ほかにビルドコンテキスト外へのパストラバーサル(CVE-2026-44517)、Windows Hyper-V限定のPowerShellコマンドインジェクション(CVE-2026-33414)も同時期に修正されています。アップデート管理が煩雑な組織は、最新のv5.8.4に一気に上げれば全部まとめて解消できます。

5. CVE-2026-18577——N-able N-central「God Mode」認証バイパス、連邦機関の期限は昨日で超過

MSP向けRMMプラットフォームN-able N-centralの全バージョンに、認証不要でフル管理者権限を奪える脆弱性CVE-2026-18577が存在し、野生での悪用が確認されています。 CISAは2026年8月3日にKEVカタログへ追加 し、連邦文民機関への修正期限は昨日8月6日、すでに超過してしまいました。
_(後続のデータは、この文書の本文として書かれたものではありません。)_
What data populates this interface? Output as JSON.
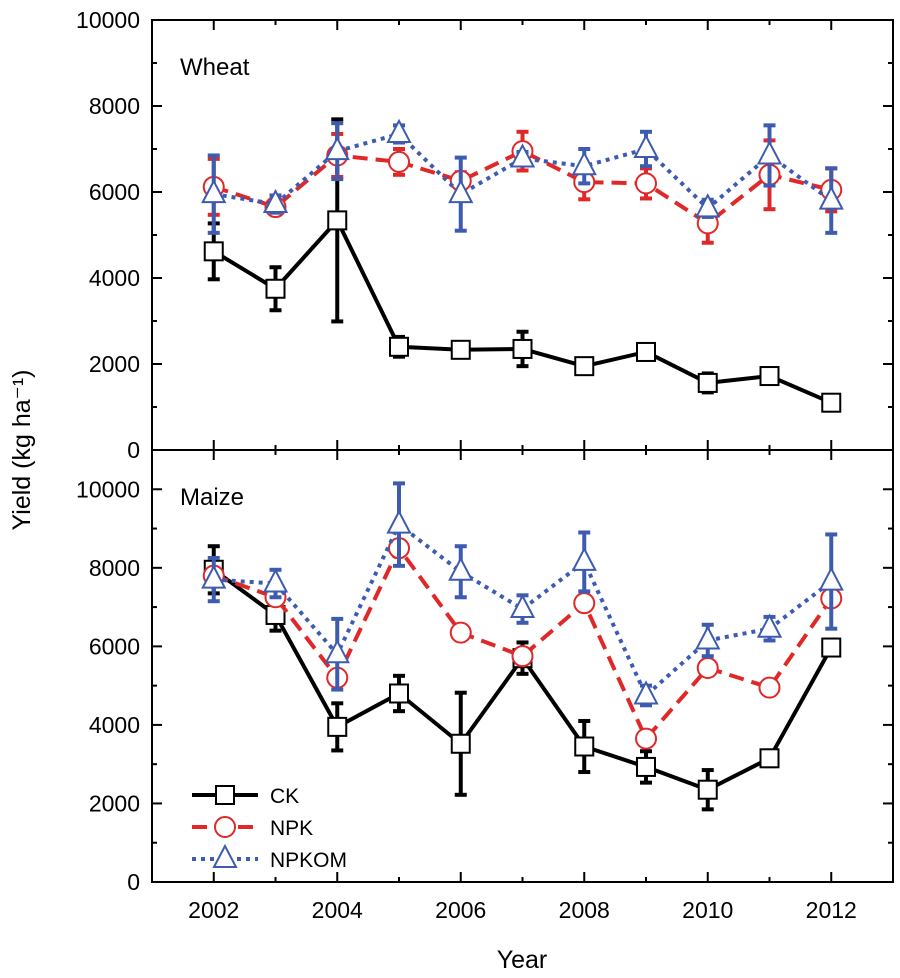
{
  "chart_data": [
    {
      "type": "line",
      "title": "Wheat",
      "xlabel": "Year",
      "ylabel": "Yield (kg ha⁻¹)",
      "xlim": [
        2001,
        2013
      ],
      "ylim": [
        0,
        10000
      ],
      "yticks": [
        0,
        2000,
        4000,
        6000,
        8000,
        10000
      ],
      "x": [
        2002,
        2003,
        2004,
        2005,
        2006,
        2007,
        2008,
        2009,
        2010,
        2011,
        2012
      ],
      "series": [
        {
          "name": "CK",
          "color": "#000000",
          "marker": "square",
          "dash": "solid",
          "values": [
            4620,
            3750,
            5340,
            2400,
            2330,
            2350,
            1950,
            2280,
            1560,
            1720,
            1100
          ],
          "errors": [
            650,
            500,
            2350,
            230,
            180,
            400,
            150,
            180,
            220,
            180,
            150
          ]
        },
        {
          "name": "NPK",
          "color": "#e02828",
          "marker": "circle",
          "dash": "dashed",
          "values": [
            6120,
            5650,
            6850,
            6700,
            6260,
            6950,
            6230,
            6200,
            5270,
            6400,
            6050
          ],
          "errors": [
            650,
            150,
            500,
            300,
            200,
            450,
            400,
            350,
            450,
            800,
            500
          ]
        },
        {
          "name": "NPKOM",
          "color": "#3d5cb0",
          "marker": "triangle",
          "dash": "dotted",
          "values": [
            5950,
            5720,
            6950,
            7350,
            5950,
            6780,
            6600,
            7000,
            5620,
            6850,
            5800
          ],
          "errors": [
            900,
            200,
            650,
            200,
            850,
            150,
            400,
            400,
            200,
            700,
            750
          ]
        }
      ]
    },
    {
      "type": "line",
      "title": "Maize",
      "xlabel": "Year",
      "ylabel": "Yield (kg ha⁻¹)",
      "xlim": [
        2001,
        2013
      ],
      "ylim": [
        0,
        11000
      ],
      "yticks": [
        0,
        2000,
        4000,
        6000,
        8000,
        10000
      ],
      "x": [
        2002,
        2003,
        2004,
        2005,
        2006,
        2007,
        2008,
        2009,
        2010,
        2011,
        2012
      ],
      "series": [
        {
          "name": "CK",
          "color": "#000000",
          "marker": "square",
          "dash": "solid",
          "values": [
            7950,
            6800,
            3950,
            4800,
            3520,
            5700,
            3450,
            2930,
            2350,
            3150,
            5970
          ],
          "errors": [
            600,
            400,
            600,
            450,
            1300,
            400,
            650,
            400,
            500,
            200,
            200
          ]
        },
        {
          "name": "NPK",
          "color": "#e02828",
          "marker": "circle",
          "dash": "dashed",
          "values": [
            7800,
            7250,
            5200,
            8500,
            6350,
            5750,
            7100,
            3650,
            5450,
            4950,
            7220
          ]
        },
        {
          "name": "NPKOM",
          "color": "#3d5cb0",
          "marker": "triangle",
          "dash": "dotted",
          "values": [
            7700,
            7600,
            5800,
            9100,
            7900,
            6950,
            8150,
            4750,
            6150,
            6450,
            7650
          ],
          "errors": [
            550,
            350,
            900,
            1050,
            650,
            350,
            750,
            250,
            400,
            300,
            1200
          ]
        }
      ]
    }
  ],
  "xticks": [
    "2002",
    "2004",
    "2006",
    "2008",
    "2010",
    "2012"
  ],
  "legend": {
    "position": "bottom-left",
    "items": [
      {
        "label": "CK",
        "color": "#000000",
        "marker": "square",
        "dash": "solid"
      },
      {
        "label": "NPK",
        "color": "#e02828",
        "marker": "circle",
        "dash": "dashed"
      },
      {
        "label": "NPKOM",
        "color": "#3d5cb0",
        "marker": "triangle",
        "dash": "dotted"
      }
    ]
  }
}
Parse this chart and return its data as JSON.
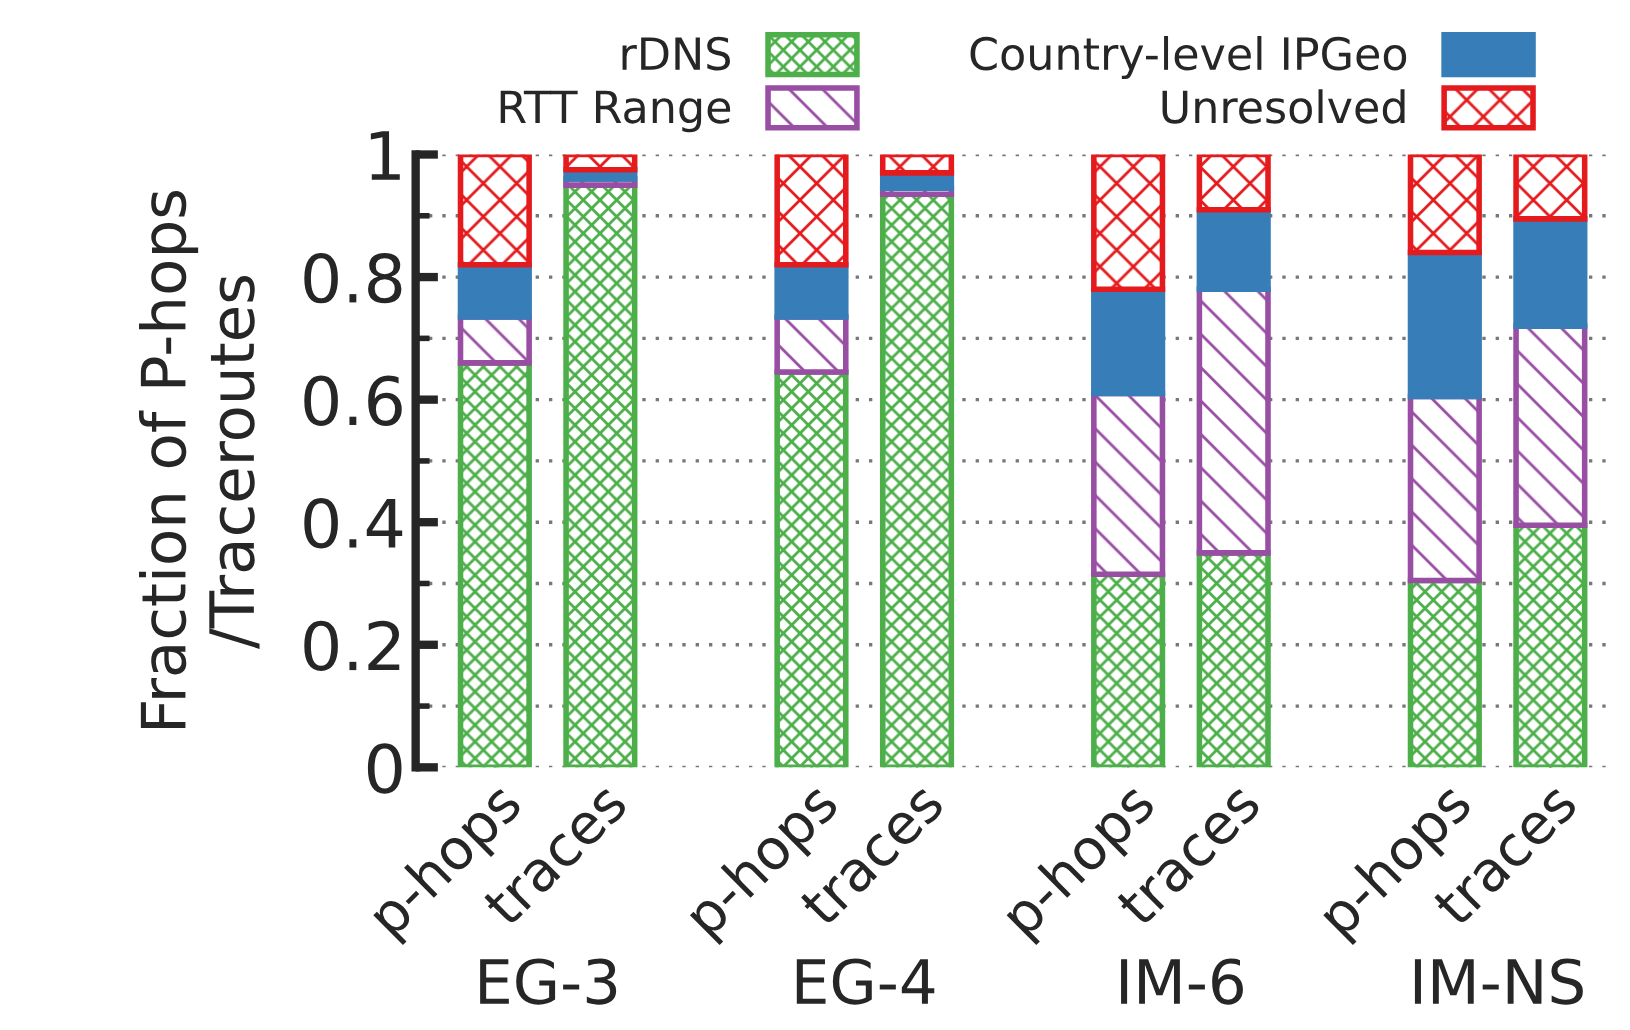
{
  "chart_data": {
    "type": "bar",
    "stacked": true,
    "ylabel": "Fraction of P-hops\n/Traceroutes",
    "categories": [
      "p-hops",
      "traces",
      null,
      "p-hops",
      "traces",
      null,
      "p-hops",
      "traces",
      null,
      "p-hops",
      "traces"
    ],
    "series": [
      {
        "name": "rDNS",
        "color": "#4daf4a",
        "values": [
          0.66,
          0.95,
          null,
          0.645,
          0.935,
          null,
          0.315,
          0.35,
          null,
          0.305,
          0.395
        ]
      },
      {
        "name": "RTT Range",
        "color": "#984ea3",
        "values": [
          0.075,
          0.01,
          null,
          0.09,
          0.01,
          null,
          0.295,
          0.43,
          null,
          0.3,
          0.325
        ]
      },
      {
        "name": "Country-level IPGeo",
        "color": "#377eb8",
        "values": [
          0.085,
          0.015,
          null,
          0.085,
          0.025,
          null,
          0.17,
          0.13,
          null,
          0.235,
          0.175
        ]
      },
      {
        "name": "Unresolved",
        "color": "#e41a1c",
        "values": [
          0.18,
          0.025,
          null,
          0.18,
          0.03,
          null,
          0.22,
          0.09,
          null,
          0.16,
          0.105
        ]
      }
    ],
    "annotations": [
      "EG-3",
      "EG-4",
      "IM-6",
      "IM-NS"
    ],
    "ylim": [
      0,
      1
    ],
    "yticks": [
      0,
      0.2,
      0.4,
      0.6,
      0.8,
      1
    ],
    "grid": "y",
    "legend": "top"
  }
}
これもまた「不完全なパッチ」が原因です。先行するCVE-2026-18556への対策が別の認証バイパス経路を塞ぎきれておらず、今回の脆弱性につながりました。Tomcatと全く同じ構図で、正直ここまで揃うと偶然とは思えません。攻撃者はTake Control機能でエンドポイントに侵入したあと、Cloudflare Tunnelで永続的なバックドアまで設置しているというから、パッチを当てただけでは終わらない後始末が必要になります。2021年のKaseya事案を思い出す方も多いのではないでしょうか。

まとめ

Tomcatも N-centralも、「直したはず」がまた開いてしまった一日でした。修正パッチの検証がいかに難しいか、身につまされます。皆さんの環境、パッチ当てたつもりで安心していませんか。ちなみに私は今日この記事を書き終えた直後に自宅サーバーのTomcatバージョンを確認しに行きました。皆さんも一度、確かめてみてください。